I simply call those type of people Fags. They are like a mix of wiggers and preps with a dash of Ricer boy minus the car. All I know is in my area people like that last about a day before they loose their teeth.
"I'm a dog chasing cars. I wouldn't know what to do if I caught one. I just *do* things. I'm a wrench in the gears. I *hate* plans." - The Joker http://pressthenyckbutton.blogspot.com/
Yeah they're exactly like our wiggers and lokes or 'Locos,' these dirty fucking cunts have started to hang out at the traffic lights up at my local shops, washing windows for change. They're such little scummy fucking troublemakers, me and about 12 of my friends got into a fight with about 5 of them one night after they started mouthing off - We had them sprinting away from us, nearly getting hit by cars trying to run across the main road (LOL) until out of nowhere one of their mates who turned up in a riced-out honda civic, with his friend that looked about 10 - He jumps out of the car and pulls out a fucking SICKLE, and starts swinging it at us. So needless to say, we backed off and made our way back over this train bridge, so they decided to start throwing fist-sized rocks and bottles at us - It was fucking frightening, I nearly knocked over a few girls trying to get off the bridge and find some cover.
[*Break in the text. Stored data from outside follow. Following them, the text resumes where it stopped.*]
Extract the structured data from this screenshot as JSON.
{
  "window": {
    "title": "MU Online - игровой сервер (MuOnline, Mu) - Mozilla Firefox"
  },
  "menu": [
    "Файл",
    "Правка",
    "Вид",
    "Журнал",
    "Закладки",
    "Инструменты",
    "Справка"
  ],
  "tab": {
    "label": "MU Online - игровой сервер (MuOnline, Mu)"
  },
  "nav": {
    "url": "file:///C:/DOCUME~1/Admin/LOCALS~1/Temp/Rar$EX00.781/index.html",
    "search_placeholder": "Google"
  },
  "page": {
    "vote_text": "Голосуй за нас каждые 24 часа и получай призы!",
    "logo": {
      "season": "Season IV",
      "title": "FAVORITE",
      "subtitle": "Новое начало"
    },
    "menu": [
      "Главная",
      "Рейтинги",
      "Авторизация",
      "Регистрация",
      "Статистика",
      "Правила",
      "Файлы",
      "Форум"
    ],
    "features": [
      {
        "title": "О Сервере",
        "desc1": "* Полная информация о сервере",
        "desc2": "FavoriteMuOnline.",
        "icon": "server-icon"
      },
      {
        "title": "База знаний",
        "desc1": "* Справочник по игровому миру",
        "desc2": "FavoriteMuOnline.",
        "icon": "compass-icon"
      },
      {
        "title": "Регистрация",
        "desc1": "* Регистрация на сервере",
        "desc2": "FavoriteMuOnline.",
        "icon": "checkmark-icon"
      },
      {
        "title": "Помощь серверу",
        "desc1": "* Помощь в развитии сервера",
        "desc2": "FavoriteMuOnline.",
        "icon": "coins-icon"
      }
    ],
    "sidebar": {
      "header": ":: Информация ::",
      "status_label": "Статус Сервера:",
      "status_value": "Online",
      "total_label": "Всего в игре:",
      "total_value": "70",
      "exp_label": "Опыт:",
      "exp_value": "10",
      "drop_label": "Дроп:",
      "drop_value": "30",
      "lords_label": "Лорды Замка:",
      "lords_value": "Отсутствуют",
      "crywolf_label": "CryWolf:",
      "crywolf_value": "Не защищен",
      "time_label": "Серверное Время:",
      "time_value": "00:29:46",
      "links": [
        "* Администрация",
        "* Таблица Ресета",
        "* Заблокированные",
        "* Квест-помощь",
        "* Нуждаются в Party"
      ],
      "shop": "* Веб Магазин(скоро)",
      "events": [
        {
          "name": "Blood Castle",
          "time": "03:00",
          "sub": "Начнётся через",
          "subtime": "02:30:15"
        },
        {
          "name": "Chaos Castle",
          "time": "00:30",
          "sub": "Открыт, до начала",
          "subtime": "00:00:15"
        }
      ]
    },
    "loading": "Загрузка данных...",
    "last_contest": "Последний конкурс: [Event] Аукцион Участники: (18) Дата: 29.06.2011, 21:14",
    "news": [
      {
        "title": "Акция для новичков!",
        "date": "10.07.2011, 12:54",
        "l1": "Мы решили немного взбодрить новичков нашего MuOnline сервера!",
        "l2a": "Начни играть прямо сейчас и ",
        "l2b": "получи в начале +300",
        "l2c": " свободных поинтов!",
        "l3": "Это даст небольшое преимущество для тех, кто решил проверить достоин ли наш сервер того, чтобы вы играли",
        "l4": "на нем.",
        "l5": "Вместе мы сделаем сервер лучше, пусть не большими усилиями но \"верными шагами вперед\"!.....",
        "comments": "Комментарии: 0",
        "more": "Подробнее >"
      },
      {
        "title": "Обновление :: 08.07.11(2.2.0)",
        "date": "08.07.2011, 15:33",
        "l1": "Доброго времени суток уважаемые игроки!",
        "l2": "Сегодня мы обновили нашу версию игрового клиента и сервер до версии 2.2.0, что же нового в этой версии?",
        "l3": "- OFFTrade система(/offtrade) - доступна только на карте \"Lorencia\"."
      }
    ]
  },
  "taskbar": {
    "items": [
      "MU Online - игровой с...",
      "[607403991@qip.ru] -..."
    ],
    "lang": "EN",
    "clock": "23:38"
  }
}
Then I got seperated from my friends and I heard their car's huge muffler purring behind me as I walked down this street, so I jumped over some random person's fence and ran through their property to the next street over and made a mad dash to safety....God damn fucking scum. Exactly like those chavs but with a disgusting kiwi/chav/crackhead type accent and even rattier clothes....
Should of fucked em up trips. I'd go chav hunting if i were you.
I want to pop a few rounds from my p99 airgun into them when they try to wash my windshield at the lights...Although I would probably get arrested - It would be worth it.